Jacques Pélissard, président de l'AMF (K. Tribouillard / AFP)

Jacques Pélissard, président de l'AMF (K. Tribouillard / AFP)


Parmi les nombreuses inquiétudes des maires, qui se feront jour à l’occasion de leur 96e Congrès : la place de leur commune dans le cadre de la réorganisation territoriale. Le président de l’AMF nous en explique les raisons.
À l’occasion de ce 96e Congrès des maires, vous avez souhaité que soit menée une réflexion sur l’évolution du couple commune-communauté.
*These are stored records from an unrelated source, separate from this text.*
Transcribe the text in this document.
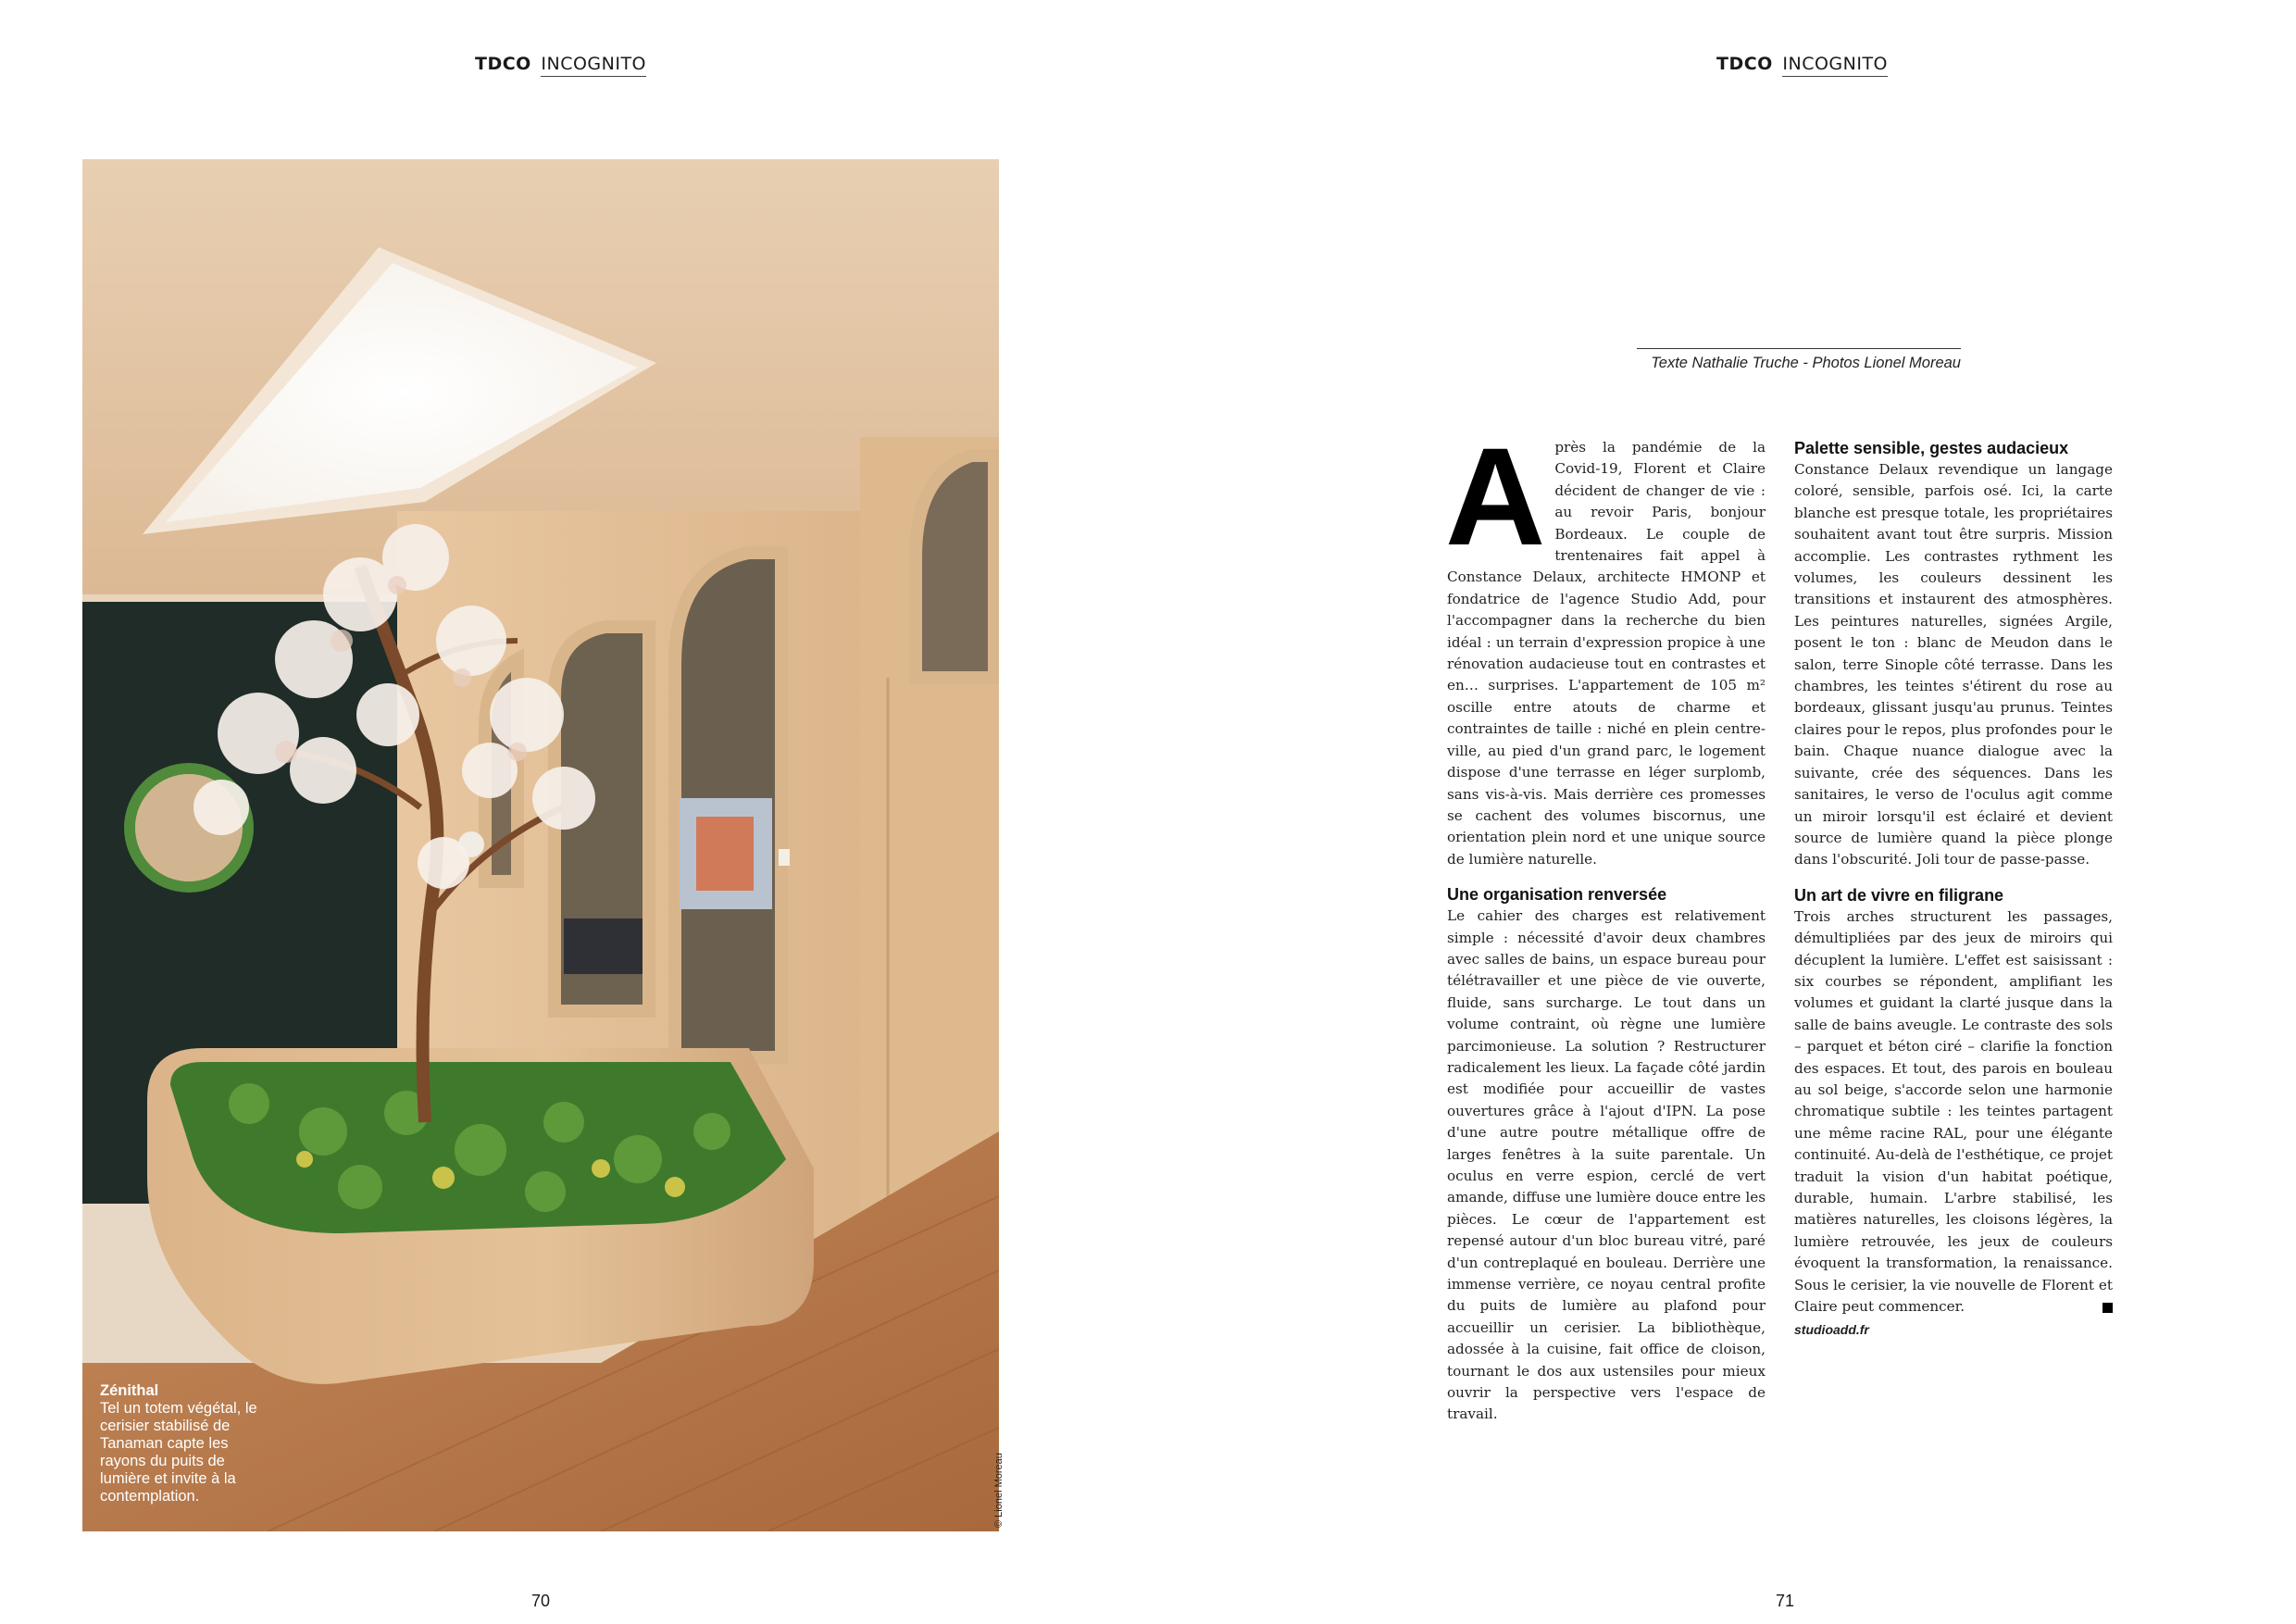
TDCO INCOGNITO
Zénithal
Tel un totem végétal, le cerisier stabilisé de Tanaman capte les rayons du puits de lumière et invite à la contemplation.	© Lionel Moreau
70
TDCO INCOGNITO
Texte Nathalie Truche - Photos Lionel Moreau

Après la pandémie de la Covid-19, Florent et Claire décident de changer de vie : au revoir Paris, bonjour Bordeaux. Le couple de trentenaires fait appel à Constance Delaux, architecte HMONP et fondatrice de l'agence Studio Add, pour l'accompagner dans la recherche du bien idéal : un terrain d'expression propice à une rénovation audacieuse tout en contrastes et en… surprises. L'appartement de 105 m² oscille entre atouts de charme et contraintes de taille : niché en plein centre-ville, au pied d'un grand parc, le logement dispose d'une terrasse en léger surplomb, sans vis-à-vis. Mais derrière ces promesses se cachent des volumes biscornus, une orientation plein nord et une unique source de lumière naturelle.

Une organisation renversée

Le cahier des charges est relativement simple : nécessité d'avoir deux chambres avec salles de bains, un espace bureau pour télétravailler et une pièce de vie ouverte, fluide, sans surcharge. Le tout dans un volume contraint, où règne une lumière parcimonieuse. La solution ? Restructurer radicalement les lieux. La façade côté jardin est modifiée pour accueillir de vastes ouvertures grâce à l'ajout d'IPN. La pose d'une autre poutre métallique offre de larges fenêtres à la suite parentale. Un oculus en verre espion, cerclé de vert amande, diffuse une lumière douce entre les pièces. Le cœur de l'appartement est repensé autour d'un bloc bureau vitré, paré d'un contreplaqué en bouleau. Derrière une immense verrière, ce noyau central profite du puits de lumière au plafond pour accueillir un cerisier. La bibliothèque, adossée à la cuisine, fait office de cloison, tournant le dos aux ustensiles pour mieux ouvrir la perspective vers l'espace de travail.

Palette sensible, gestes audacieux

Constance Delaux revendique un langage coloré, sensible, parfois osé. Ici, la carte blanche est presque totale, les propriétaires souhaitent avant tout être surpris. Mission accomplie. Les contrastes rythment les volumes, les couleurs dessinent les transitions et instaurent des atmosphères. Les peintures naturelles, signées Argile, posent le ton : blanc de Meudon dans le salon, terre Sinople côté terrasse. Dans les chambres, les teintes s'étirent du rose au bordeaux, glissant jusqu'au prunus. Teintes claires pour le repos, plus profondes pour le bain. Chaque nuance dialogue avec la suivante, crée des séquences. Dans les sanitaires, le verso de l'oculus agit comme un miroir lorsqu'il est éclairé et devient source de lumière quand la pièce plonge dans l'obscurité. Joli tour de passe-passe.

Un art de vivre en filigrane

Trois arches structurent les passages, démultipliées par des jeux de miroirs qui décuplent la lumière. L'effet est saisissant : six courbes se répondent, amplifiant les volumes et guidant la clarté jusque dans la salle de bains aveugle. Le contraste des sols – parquet et béton ciré – clarifie la fonction des espaces. Et tout, des parois en bouleau au sol beige, s'accorde selon une harmonie chromatique subtile : les teintes partagent une même racine RAL, pour une élégante continuité. Au-delà de l'esthétique, ce projet traduit la vision d'un habitat poétique, durable, humain. L'arbre stabilisé, les matières naturelles, les cloisons légères, la lumière retrouvée, les jeux de couleurs évoquent la transformation, la renaissance. Sous le cerisier, la vie nouvelle de Florent et Claire peut commencer.

studioadd.fr
71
Nous pensons que la solution idéale, ce sont des communes fortes au sein de communautés de projets. L’AMF respecte la volonté et l’identité des communes, elles sont dirigées par des gens responsables, raisonnables. Elles peuvent, si elles le souhaitent, se regrouper avec d’autres communes voisines ; la forme juridique existe : c’est celle de la commune nouvelle, créée par la loi du 16 décembre 2010. Si les communes ont un intérêt à se regrouper, elles doivent avoir la possibilité de le faire, mais sans dispositif de contrainte.
Que préconisez-vous ?
Il faut simplifier l’organisation territoriale. Le président de la République, François Hollande, a décidé de réattribuer aux communes, départements et régions la clause de compétence générale et, aujourd’hui, tout le monde peut faire tout et n’importe quoi, le dispositif est illisible. Cela a contraint le gouvernement à relancer des conférences territoriales d’action publique pour désigner des chefs de file. Il était plus simple de donner la compétence générale aux communes avec leurs intercommunalités (compétences spéciales), et de définir clairement celles des départements et des régions – ces dernières n’avaient pas demandé de compétence générale. L’AMF souhaite une commune forte, qui assume ses responsabilités dans des domaines de compétence clairement définis.
Quelles sont les craintes des maires, avec cet acte III de décentralisation et l’affirmation des métropoles ?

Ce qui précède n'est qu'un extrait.